Published in The Standard, 13 March 2011 13:49
With the billions of dollars stashed away in foreign accounts by the erstwhile dictators in the north, one wonders what the situation is like south of the Sahara.
Recently we have heard reports in the local media that one Zimbabwean cabinet minister has properties in every municipality and is amassing more.
When dictators are in power their fortunes seem to be a private affair but as soon as they are out of power it becomes public knowledge. Is this the reason why dictators do not want to relinquish power? It also seems they do not believe that they are dictators until the very day they are forced to run away. It would not be surprising that some of them could even face their deathbeds believing they were right.
Such is the nature of dictatorships. They say absolute power corrupts absolutely. Who then can teach our dear leaders when it is enough? Muammar Gaddafi has been in power for over 40 years and he still thinks he has the mandate to rule Libya. Hosni Mubarak was in power for 30 years and wanted to add a few more months until September 2011 to vacate office.

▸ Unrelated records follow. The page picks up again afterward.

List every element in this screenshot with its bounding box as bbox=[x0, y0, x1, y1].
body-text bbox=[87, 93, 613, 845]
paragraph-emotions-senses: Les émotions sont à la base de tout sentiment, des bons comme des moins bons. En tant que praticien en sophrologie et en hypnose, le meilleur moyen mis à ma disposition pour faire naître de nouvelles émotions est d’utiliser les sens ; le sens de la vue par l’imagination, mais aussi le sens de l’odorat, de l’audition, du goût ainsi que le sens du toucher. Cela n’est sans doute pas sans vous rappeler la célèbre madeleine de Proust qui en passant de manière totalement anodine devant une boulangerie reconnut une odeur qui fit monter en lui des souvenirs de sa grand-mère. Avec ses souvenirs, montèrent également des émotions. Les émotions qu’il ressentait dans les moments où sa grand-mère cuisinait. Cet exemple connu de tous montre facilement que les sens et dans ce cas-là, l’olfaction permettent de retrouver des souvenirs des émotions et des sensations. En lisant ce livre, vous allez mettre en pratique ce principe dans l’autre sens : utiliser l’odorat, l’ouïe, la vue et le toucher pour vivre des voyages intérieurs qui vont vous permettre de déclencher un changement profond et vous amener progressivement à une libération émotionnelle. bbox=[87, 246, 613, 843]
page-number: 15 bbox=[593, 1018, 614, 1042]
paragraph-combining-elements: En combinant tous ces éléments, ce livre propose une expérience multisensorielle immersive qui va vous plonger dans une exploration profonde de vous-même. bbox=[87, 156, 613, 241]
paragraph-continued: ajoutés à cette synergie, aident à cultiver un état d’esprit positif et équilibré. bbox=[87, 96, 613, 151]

The problem may not lie squarely with dictators. We who are ruled by these autocratic regimes do not aspire to be rulers one day.
Who said only one person is destined to lead? Even those people in the same party should try to bring sense to a dear leader that leadership must change hands. The eventual dictator begins in his/her own party and is allowed to get away with it.
Is it then that dictators are not born but we allow them to flourish? When all is said and done we are all to blame because we tend to tolerate dictatorial tendencies and before we know it, this cancer destroys the freedoms of all in the nation.
Those who benefit are also under dictatorship because they do not have a say in how things are run.
These are the people who would soon say, “What could we have done? We also did not want the system but it was so overwhelming.”
Hangers-on just as guilty as dictators they prop
Hangers-on are the most dangerous because they survive by exaggerating their support for the dictator.
They do so because they want to be seen to be more loyal than everyone else.
The result is that the dictators would never learn their mistakes because of the overzealous support they get from those who were erstwhile-enemies-turnedfriends.
Who then should tell dictators that enough is enough? Should they only be ousted by people power? Surely something has to be done for we all learn from our mistakes.
There should be men and women on the side of a dictator who should dare take the bull by the horns. History has it that those who dared make that mistake got the wrath of it. But they have been remembered even in their graves.
In our land we have the likes of Mbuya Nehanda, Sekuru Kaguvi, Chaminuka and Joshua Mqabuko Nkomo etc who dared challenge the status quo. Some were killed but others survived and to this day they are fondly remembered for declaring that enough was enough. If dictators do not know when it is time up let us tell them. The question is: who will bell the cat?